Open your eyes. Look around. Process your surroundings.
What is the best next move?
There is a 10 ft wave moving towards you, building momentum and growing in size as it nears. You have seen this before when you were on your 9 ft flotation survival device, also called a surfboard, and you would use all of your strength to paddle towards the growing wave coming towards you. You would easily glide over the monstrous wave or in the worst case, it would begin to peel, and you would turtle roll as it crashes on you, using your board to take the blow and protect you. But now, you are on your own. No surfboard, just a 10-pound anchor of a camera inside a nearly indestructible and heavy camera housing.
You use your flippers to propel you towards the thing that looks like it is going to eat you whole. As you’re getting closer, you realize that getting over this thing is no longer an option. You see the lip of the wave form and although beautiful, you know it is exactly what is going to pull you in and drag your small, fragile body into the ultimate natural washing machine. It is so beautiful. You consider taking a shot of it, but no. Instead, you grab your last breath of air and try to push your body as deep as you possibly can and hope it is enough. As the waves power easily scoops you up and sends you into a whirlwind of directions under the water, you realize that it was definitely NOT deep enough. The power rips your camera housing out of your hand, which only adds one more danger for you – you now have to dodge the heavy device that is being tossed around as freely as you are while it is attached to you by a 3-foot strap. You feel the relentless pushes and pulls stop so you fight your way to the surface (or at least the direction you feel might be the surface) and you gasp for air as soon as you reach it. Just as you finish that delicious drink of air, you see the next wave right above your head and you are taken for yet another round in the ring. More tossing and pulling. How are you already out of air? You fight against the pushing and pulling this time to get to the surface as you know you do not have enough in your lungs to keep you going much longer. You reach the surface and are reunited with your camera, which is a relief as that is no longer an unknown threat that can surprise you with a blow to the face.

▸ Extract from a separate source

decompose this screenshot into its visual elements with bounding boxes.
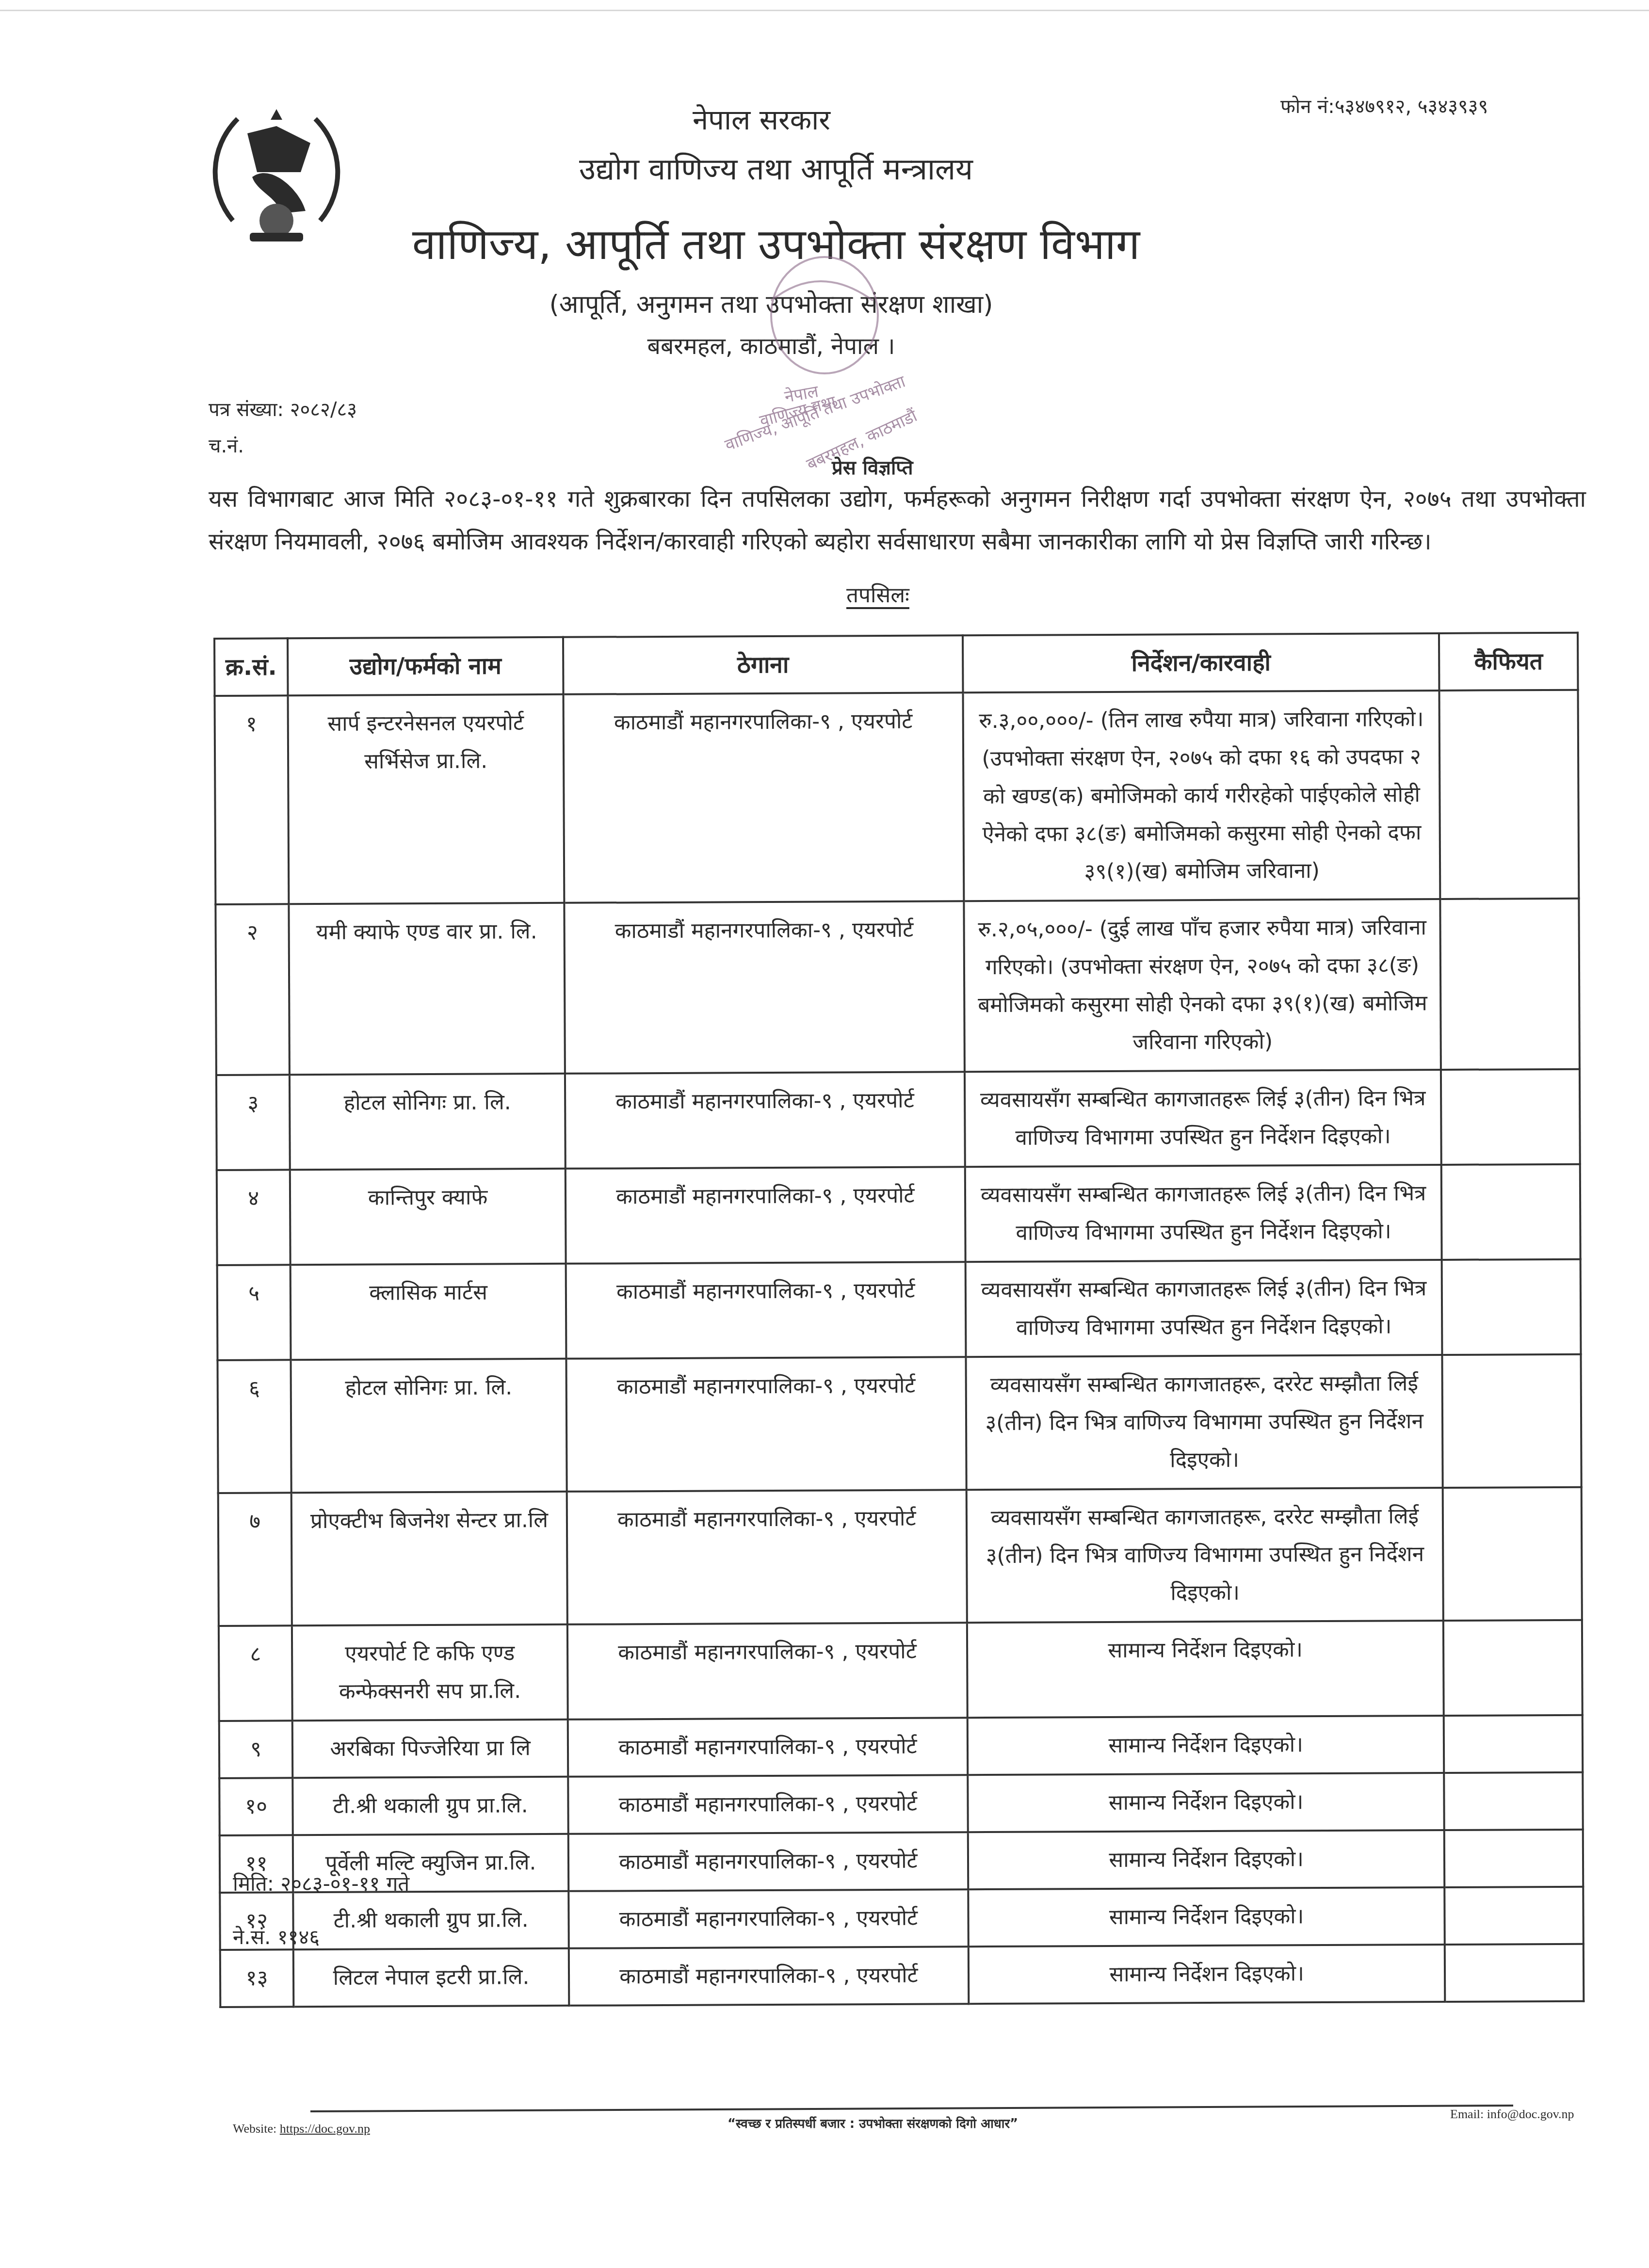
- email-label: Email:: [1450, 2107, 1487, 2121]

You emerge and see the other surfers charging out deeper into the ocean to get out of this blood bath that has become what was once the calm “out back” and so you do the same, though you know you are only able to move at half the speed as the surfers. Numerous more waves come and take you on the same ride as the ones before. As you look around, you see the plan has changed for everyone. Surfers are now riding into safety and using the waves to push themselves there. This is the new plan of survival. You let the waves take you now, trying to avoid the massive rocks protruding through the water. Finally, your body is forced into a hard, flat surface. Sand? You realize you are nearing the safe, stable shore. You have never felt so happy to stand up and feel the sand under your feet and you run with any energy you have left to escape the powerful, moody mother ocean. Once you are safely on the shore, you go into a fit of laughter. Is it genuine happiness at being alive? Is it the hilarity of how tiny, insignificant and powerless you are when at the mercy of the far greater ocean? Or is it the playback in your mind of how much of a lifeless, wet fish you just looked and felt like? Probably a combination of it all. The shared feelings of relief, exhaustion, and excitement are mutual in the air amongst all of the surfers washing up. Everyone has been worked and the set of all sets cleaned up the entire beach. One after another comes up to ask how you are doing and you get pats on the back and high fives (sorry Covid, near-death experiences allow for human touch this time) and your friends are stoked to see you still smiling.
This is a window into what shooting in the surf is like, the story of my first experience shooting short boarding in big waves. It is the most exhilarating, terrifying and rewarding activity I have ever done. I have been shooting in the water for roughly 6 months and every single time I go out, I learn something new and have a completely different experience. I am pushed physically, mentally and creatively when shooting in the water and I always feel incredibly proud of myself while also humbled by the power of the ocean. Surf photography may not be for everyone but for me it is the only thing that can give me such a strong flood of powerful emotions at once.Shooting in the surf makes me feel more alive than anything else and for that reason only, I would be willing to get tumbled in waves a hundred times. When you find something that makes you feel alive like this, don’t let it go – the fear is only temporary.